Kesimpulan ajaran Beliau adalah sebuah kunci kehidupan di dunia, yakni berjalan pada garis yang ditentukan dalam Kitab Allah dan Sunnah Rasul-Nya, dan menjadi insan yang takut terpaling dari garis ketentuan itu karena menuruti hawa nafsu dan syahwat.
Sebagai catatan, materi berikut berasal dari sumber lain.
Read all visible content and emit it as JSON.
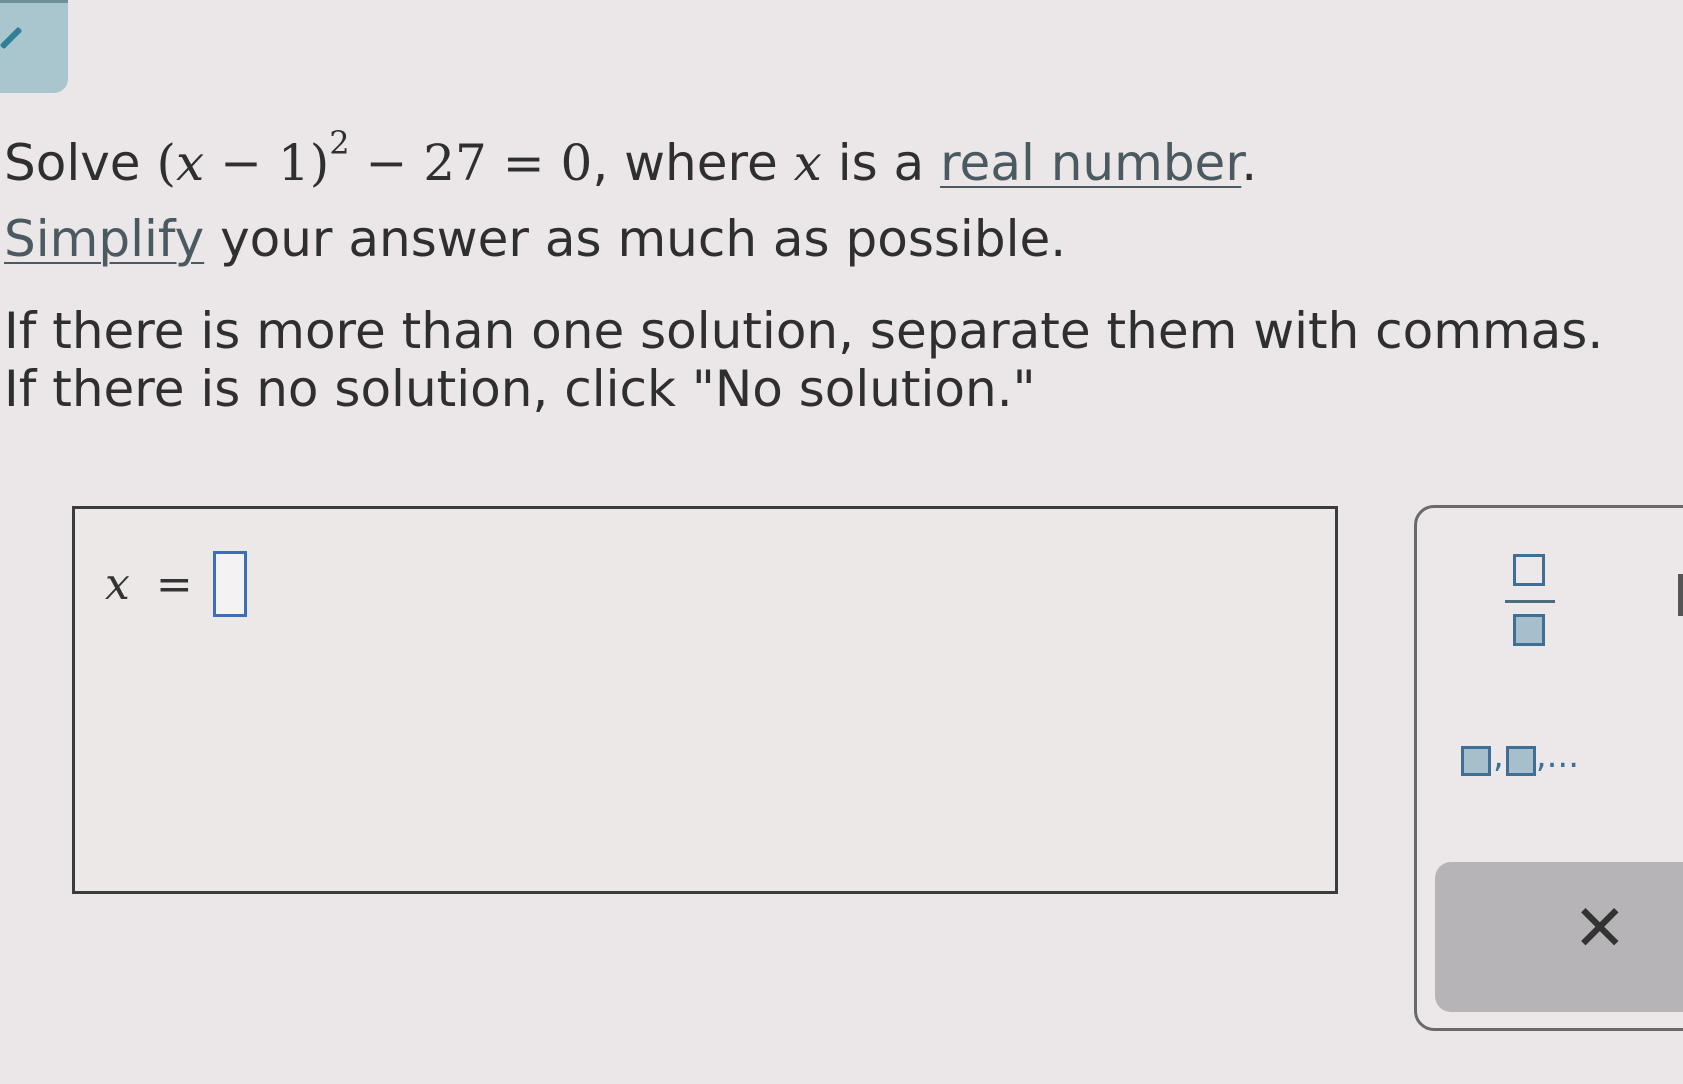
{
  "question": {
    "solve_word": "Solve",
    "eq_open": "(",
    "eq_var": "x",
    "eq_minus_one": " − 1)",
    "eq_exponent": "2",
    "eq_rest": " − 27 = 0",
    "comma_where": ", where ",
    "where_var": "x",
    "is_a": " is a ",
    "real_number_link": "real number",
    "period": ".",
    "simplify_link": "Simplify",
    "simplify_rest": " your answer as much as possible."
  },
  "instructions": {
    "line1": "If there is more than one solution, separate them with commas.",
    "line2": "If there is no solution, click \"No solution.\""
  },
  "answer": {
    "variable": "x",
    "equals": "=",
    "value": ""
  },
  "tools": {
    "list_separator": ",",
    "list_ellipsis": ",...",
    "clear_symbol": "✕"
  },
  "colors": {
    "background": "#ebe7e8",
    "input_border": "#3d6fb8",
    "tool_accent": "#3f6f95",
    "clear_button_bg": "#b6b4b6"
  },
  "icons": {
    "collapse": "pencil-icon",
    "fraction": "fraction-template-icon",
    "list": "list-template-icon",
    "clear": "close-icon"
  }
}
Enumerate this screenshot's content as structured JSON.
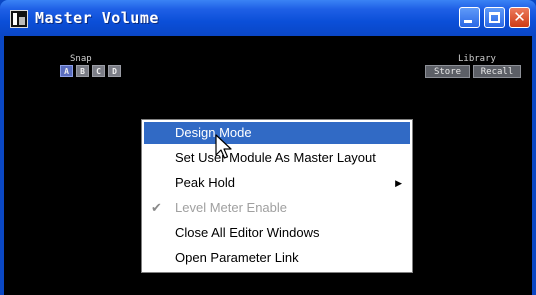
{
  "window": {
    "title": "Master Volume",
    "controls": {
      "close_glyph": "✕"
    }
  },
  "snap": {
    "label": "Snap",
    "buttons": [
      "A",
      "B",
      "C",
      "D"
    ],
    "active_index": 0
  },
  "library": {
    "label": "Library",
    "store_label": "Store",
    "recall_label": "Recall"
  },
  "context_menu": {
    "items": [
      {
        "label": "Design Mode",
        "state": "highlighted"
      },
      {
        "label": "Set User Module As Master Layout",
        "state": "normal"
      },
      {
        "label": "Peak Hold",
        "state": "normal",
        "submenu": true,
        "arrow_glyph": "▶"
      },
      {
        "label": "Level Meter Enable",
        "state": "disabled",
        "checked": true,
        "check_glyph": "✔"
      },
      {
        "label": "Close All Editor Windows",
        "state": "normal"
      },
      {
        "label": "Open Parameter Link",
        "state": "normal"
      }
    ]
  },
  "colors": {
    "titlebar": "#0b4fd8",
    "client_background": "#000000",
    "menu_highlight": "#316ac5",
    "disabled_text": "#a0a0a0"
  }
}
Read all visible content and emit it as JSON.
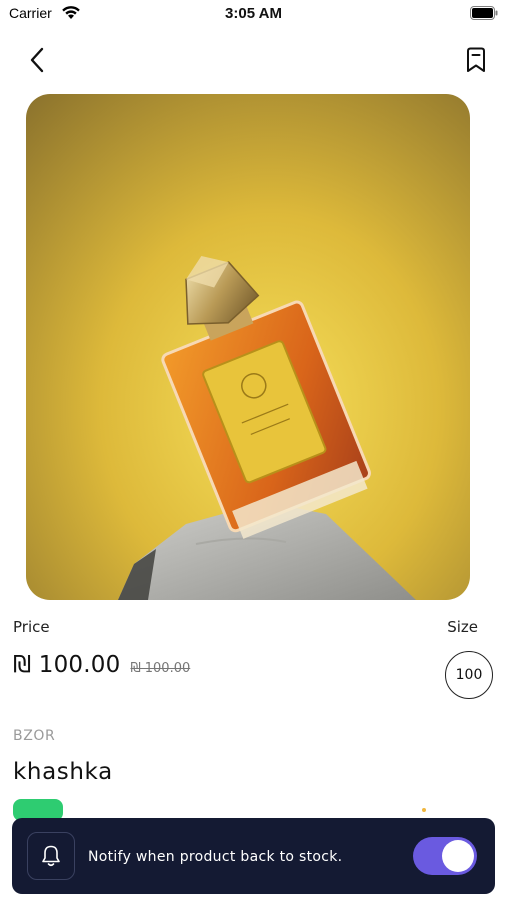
{
  "status_bar": {
    "carrier": "Carrier",
    "time": "3:05 AM"
  },
  "nav": {
    "back_icon": "chevron-left-icon",
    "bookmark_icon": "bookmark-icon"
  },
  "product": {
    "price_label": "Price",
    "size_label": "Size",
    "price_current": "₪ 100.00",
    "price_old": "₪ 100.00",
    "size": "100",
    "brand": "BZOR",
    "name": "khashka"
  },
  "notify": {
    "icon": "bell-icon",
    "text": "Notify when product back to stock.",
    "enabled": true
  },
  "colors": {
    "accent": "#6a5ae0",
    "notify_bg": "#141a33",
    "stock_badge": "#2ecc71"
  }
}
Kata Beliau pula, _"Alamat cinta kepada Allah adalah mengikuti langkah Muhammad SAW dalam mencintai-Nya, baik dalam budinya atau perbuatannya, menuruti titahnya dan menghentikan apa-apa yang dilarangnya, dalam garis yang ditentukan-Nya."_

*Taubat dan Ma'rifat.* Taubat menurut Beliau ada dua macam : _"Taubat orang awam, yakni dari dosa ; dan taubat orang khawash(khusus), yaitu dari kelalaian."_

_Ma'rifatpun ada tiga macam. *Ma'rifat mukmin biasa* (awam), *Ma'rifatahli ahli bicara* (mutakallimin) dan hukama (filosuf), dan *Ma'rifat Waliullah* yang dekat kepada Allah dan kenal akan Allah dalam hatinya._

_Ma'rifat para Wali inilah yang setinggi-tinggi martabat. Dalam pembagian ini, jelaslah ketiga jenis ma'rifat itu. Orang mukmin-biasa mengenal Allah karena memang demikianlah ajaran yang diterimanya. Orang filosuf dan mutakallimin mencari Allah dengan perjalanan akalnya (ilmu kalam). Dan oleh perhitungan akal dan manthik, maka sampailah mereka kepadaadanya, tapi belum tentu dirasakan lezatnya (zauk cinta-Nya para Wali Allah)._

_Tapi orang-orang Muqarrabin, mencari Allah dengan pedoman *CINTA ALLAH*. Yang lebih diutamakan adalah *ILHAM*, atau *FAIDH* (limpah kurnia Allah), atau *KASYAF* (dibuka Allah hijab batin dalam alam kerohanian)._

_Di sana, akal tak berjalan lagi, karena sampai di derajat mustawa(bersemayam)._

Pernah ditanyakan orang kepada Beliau, "Dengan jalan apa engkau mengenal Tuhanmu?" Beliau menjawab,

_*"Aku mengenal Tuhanku dengan Tuhanku sendiri". Kalau bukan kerna Tuhanku, tidaklah aku mampu untuk mengenal-Nya."*(kenal Allah dengan "bantuan" Allah @ atas kerana kebersihan hati dari kekotoran hati dari sifat tercela lalu Allah memperkenalkan Diri-Nya kepada kita iaitu didatangkan "kefahaman batin hati tentang Allah, maka dari situlah datangnya buah-buah Cinta & Rindu kepada Allah SWT)_

Itulah tauhid yang semurni-murninya. Beliau pun menambahkan penjelasan tentang
cinta, _yakni suatu cinta timbal balik antara Khalik dengan makhluk, antara yang mencintai dengan yang dicintai._

_Dengan cinta seperti inilah si hamba tertarik, lebih dari tarikan besi berani kepada besi biasa, kian lama kian mendekat kepada yang dicintai itu sehingga akhirnya "bersatu", tenggelamlah zatnya ke dalam zat Tuhannya._

_Ajaran ini hanya dapat dirasakan setelah menempuh tingkatan-tingkatan(maqam pembersihan)tertentu._

Begitulah menurut Beliau, cinta semacam ini hanya dapat dirasakan, dan sia-sia kalau diajarkan – harus dirahasiakan dari orang yang hanya mengenal arti cinta secara maddi (yang disaksikan oleh panca indera).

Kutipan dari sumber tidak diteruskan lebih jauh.